28 U.S.C. § 533, 4th Amendment: The Federal Bureau of Investigation has some of the broadest power of all federal agencies. It investigates everything from terrorism, cyber crimes, drug trafficking, organized crime, and white-collar crime. Sometimes, during the course of the investigation, FBI agents will conduct what is commonly known as a ‘raid’ on suspects. Hollywood has created an image of men and women in tacky FBI windbreakers, busting through doors, weapons drawn, demanding full access to a home or office, and then completely wrecking the place. While some of the aspects of this are accurate, it is important to remember that the FBI does not conduct ‘raids’ whenever it feels like it – they are required under the law to get a specific search warrant, and the execution of this search warrant is the ‘raid.’
The Fourth Amendment of the U.S. Constitution requires law enforcement agencies to obtain a search warrant based on probable cause. The searches must be reasonable and specific. So, for example, if the subject in question is suspected of illegal securities trading, the search will likely be focused on computers, bank accounts and bank documents, financial papers, and the like. Searching their vehicle is most likely not inclusive in the warrant unless there are specific circumstances warranting this search. The rooms to be searched must be identified in the warrant, or there must be a specific list of things the FBI hopes to obtain during the course of the search.

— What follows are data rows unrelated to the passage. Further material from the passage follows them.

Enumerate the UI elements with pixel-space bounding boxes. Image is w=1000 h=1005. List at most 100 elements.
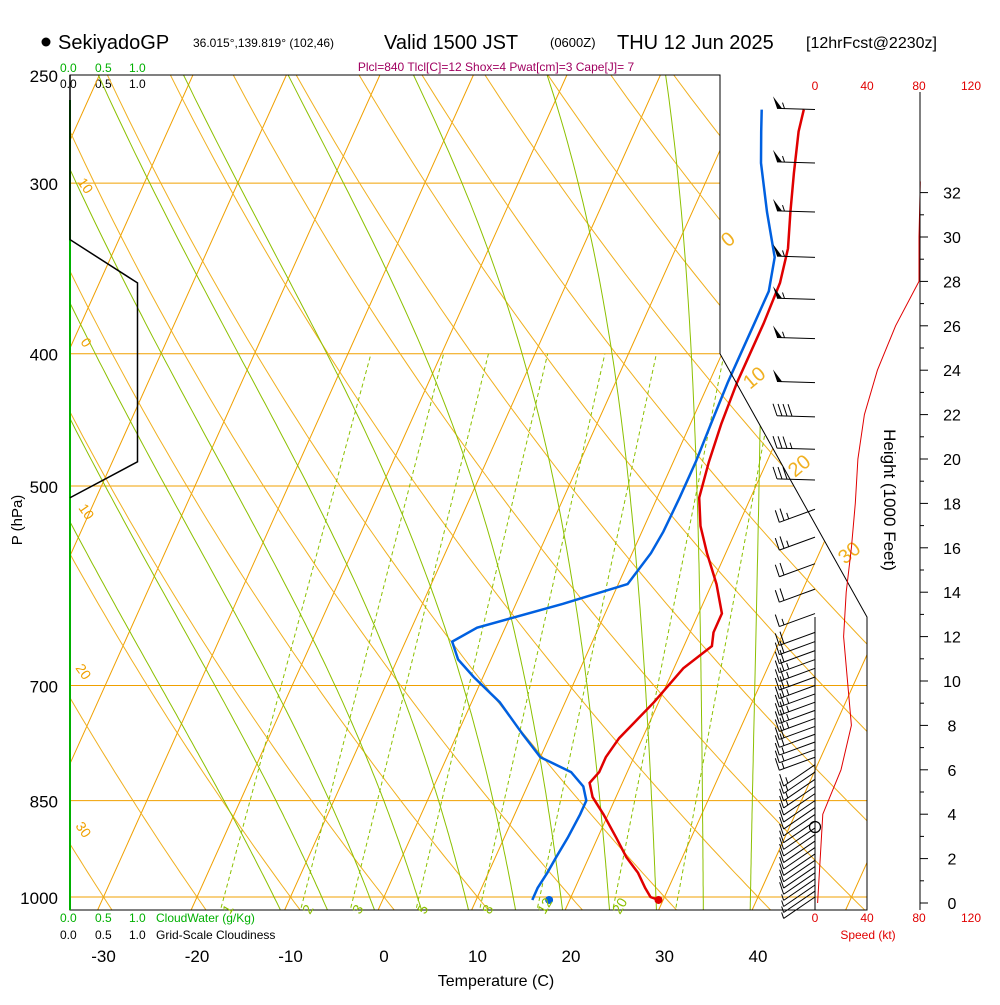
height-tick-label: 20 bbox=[943, 452, 961, 469]
wind-barb bbox=[773, 436, 815, 449]
pressure-tick-label: 1000 bbox=[20, 889, 58, 908]
pressure-tick-label: 400 bbox=[30, 346, 58, 365]
height-tick-label: 22 bbox=[943, 408, 961, 425]
cloudiness-bottom-0: 0.0 bbox=[60, 928, 77, 942]
height-tick-label: 12 bbox=[943, 630, 961, 647]
mixing-ratio-line bbox=[299, 354, 443, 915]
temperature-tick-label: -30 bbox=[91, 947, 116, 966]
height-tick-label: 6 bbox=[948, 763, 957, 780]
forecast-label: [12hrFcst@2230z] bbox=[806, 35, 937, 52]
wind-barb bbox=[775, 614, 815, 627]
height-tick-label: 4 bbox=[948, 807, 957, 824]
height-tick-label: 28 bbox=[943, 274, 961, 291]
isotherm-label: 10 bbox=[75, 175, 97, 197]
temperature-profile bbox=[590, 110, 804, 900]
cloudiness-label: Grid-Scale Cloudiness bbox=[156, 928, 275, 942]
isotherm-line bbox=[4, 75, 380, 910]
speed-tick-label-top: 120 bbox=[961, 79, 981, 93]
wind-barb bbox=[775, 588, 815, 602]
isotherm-line bbox=[752, 75, 1000, 910]
wind-barb bbox=[782, 897, 815, 918]
temperature-tick-label: 20 bbox=[562, 947, 581, 966]
speed-tick-label-top: 80 bbox=[912, 79, 926, 93]
cloudwater-bottom-0: 0.0 bbox=[60, 911, 77, 925]
moist-adiabat-line bbox=[172, 51, 517, 915]
speed-tick-label-bottom: 0 bbox=[812, 911, 819, 925]
isotherm-line bbox=[191, 75, 567, 910]
height-tick-label: 18 bbox=[943, 496, 961, 513]
skewt-grid bbox=[0, 51, 1000, 921]
isotherm-line bbox=[98, 75, 474, 910]
height-tick-label: 30 bbox=[943, 230, 961, 247]
wind-barb bbox=[775, 734, 815, 748]
height-tick-label: 2 bbox=[948, 852, 957, 869]
plot-frame bbox=[70, 75, 867, 910]
temperature-tick-label: 10 bbox=[468, 947, 487, 966]
wind-barb bbox=[773, 326, 815, 339]
wind-barb bbox=[775, 742, 815, 755]
cloudiness-top-2: 1.0 bbox=[129, 77, 146, 91]
temperature-tick-label: -10 bbox=[278, 947, 303, 966]
wind-barb bbox=[773, 199, 815, 212]
moist-adiabat-line bbox=[662, 51, 703, 915]
dry-adiabat-line bbox=[905, 51, 1000, 921]
station-dot-icon bbox=[42, 38, 51, 47]
dry-adiabat-line bbox=[0, 51, 24, 921]
speed-tick-label-bottom: 40 bbox=[860, 911, 874, 925]
wind-barb bbox=[782, 885, 815, 906]
surface-temperature-dot bbox=[654, 896, 662, 904]
height-tick-label: 8 bbox=[948, 718, 957, 735]
pressure-tick-label: 850 bbox=[30, 793, 58, 812]
speed-tick-label-bottom: 120 bbox=[961, 911, 981, 925]
cloudiness-bottom-1: 0.5 bbox=[95, 928, 112, 942]
wind-barbs bbox=[773, 96, 815, 918]
station-name: SekiyadoGP bbox=[58, 32, 169, 54]
cloudwater-label: CloudWater (g/Kg) bbox=[156, 911, 255, 925]
isotherm-label: 10 bbox=[76, 501, 98, 523]
cloudwater-top-2: 1.0 bbox=[129, 61, 146, 75]
isotherm-line bbox=[846, 75, 1000, 910]
speed-tick-label-top: 40 bbox=[860, 79, 874, 93]
dry-adiabat-line bbox=[967, 51, 1000, 921]
pressure-tick-label: 300 bbox=[30, 175, 58, 194]
wind-barb bbox=[773, 404, 815, 417]
moist-adiabat-line bbox=[750, 51, 762, 915]
valid-date: THU 12 Jun 2025 bbox=[617, 32, 774, 54]
cloudwater-bottom-2: 1.0 bbox=[129, 911, 146, 925]
mixing-ratio-label: 8 bbox=[479, 902, 497, 917]
cloudiness-bottom-2: 1.0 bbox=[129, 928, 146, 942]
mixing-ratio-label: 3 bbox=[349, 902, 367, 917]
moist-adiabat-line bbox=[88, 51, 470, 915]
wind-barb bbox=[775, 509, 815, 523]
height-axis-title: Height (1000 Feet) bbox=[880, 429, 899, 571]
cloudiness-profile bbox=[70, 75, 138, 498]
height-tick-label: 14 bbox=[943, 585, 961, 602]
cloudwater-bottom-1: 0.5 bbox=[95, 911, 112, 925]
moist-adiabat-line bbox=[402, 51, 610, 915]
temperature-tick-label: 30 bbox=[655, 947, 674, 966]
height-tick-label: 26 bbox=[943, 319, 961, 336]
cloudwater-top-0: 0.0 bbox=[60, 61, 77, 75]
valid-utc: (0600Z) bbox=[550, 35, 596, 50]
height-tick-label: 24 bbox=[943, 363, 961, 380]
valid-time: Valid 1500 JST bbox=[384, 32, 518, 54]
speed-tick-label-bottom: 80 bbox=[912, 911, 926, 925]
cloudwater-top-1: 0.5 bbox=[95, 61, 112, 75]
x-axis-title: Temperature (C) bbox=[438, 973, 554, 990]
height-tick-label: 0 bbox=[948, 896, 957, 913]
height-tick-label: 10 bbox=[943, 674, 961, 691]
wind-barb bbox=[773, 369, 815, 382]
wind-barb bbox=[773, 244, 815, 257]
pressure-tick-label: 700 bbox=[30, 678, 58, 697]
wind-barb bbox=[773, 96, 815, 109]
speed-axis-title: Speed (kt) bbox=[840, 928, 895, 942]
speed-profile bbox=[810, 182, 921, 904]
pressure-tick-label: 250 bbox=[30, 67, 58, 86]
mixing-ratio-label: 2 bbox=[299, 902, 317, 917]
isotherm-line bbox=[0, 75, 6, 910]
mixing-ratio-label: 20 bbox=[609, 895, 631, 917]
temperature-tick-label: -20 bbox=[185, 947, 210, 966]
chart-frame bbox=[70, 75, 867, 910]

These warrants are obtained by the FBI agent with preliminary evidence that can be based on direct information (like their personal observation) or hearsay information, which can be admitted in these kinds of hearings. In the event the FBI conducts a search based on a warrant, always ask to see the warrant. It is best to cooperate when possible with law enforcement, even if you think they are in the wrong. You do not have to answer any questions the FBI agents ask you, and you can assert your right to an attorney at any point.
There is not a lot you can do to anticipate an FBI raid. Their purpose is to surprise the subjects of their warrants so as to preserve evidence. Therefore, you will need to behave reactively, seeking out legal counsel as soon as you have been involved in an FBI raid. An attorney can help you develop a case strategy if you are accused of a crime. They can also assess the legality of the search warrant, and whether the FBI acted appropriately in executing it. If they did not act properly and follow the law, there is a chance that whatever was obtained during the search can be excluded at trial.
Recently, the FBI, in conjunction with the U.S. Attorney, conducted a raid in the home of an employee for a pharmaceutical company in connection to an investigation concerning insider trading. Raids can sometimes be used to set an example for other criminals, and this raid was no exception. Agents busted through the subject’s door at 7:15 a.m. on Friday morning, across the street from a local middle school. The important thing to remember is that FBI raids, while scary, are usually done legally. However, it is crucial to seek out legal counsel after experiencing a raid to confirm the legality of the raid, and to protect your constitutional rights if you have been accused of a crime.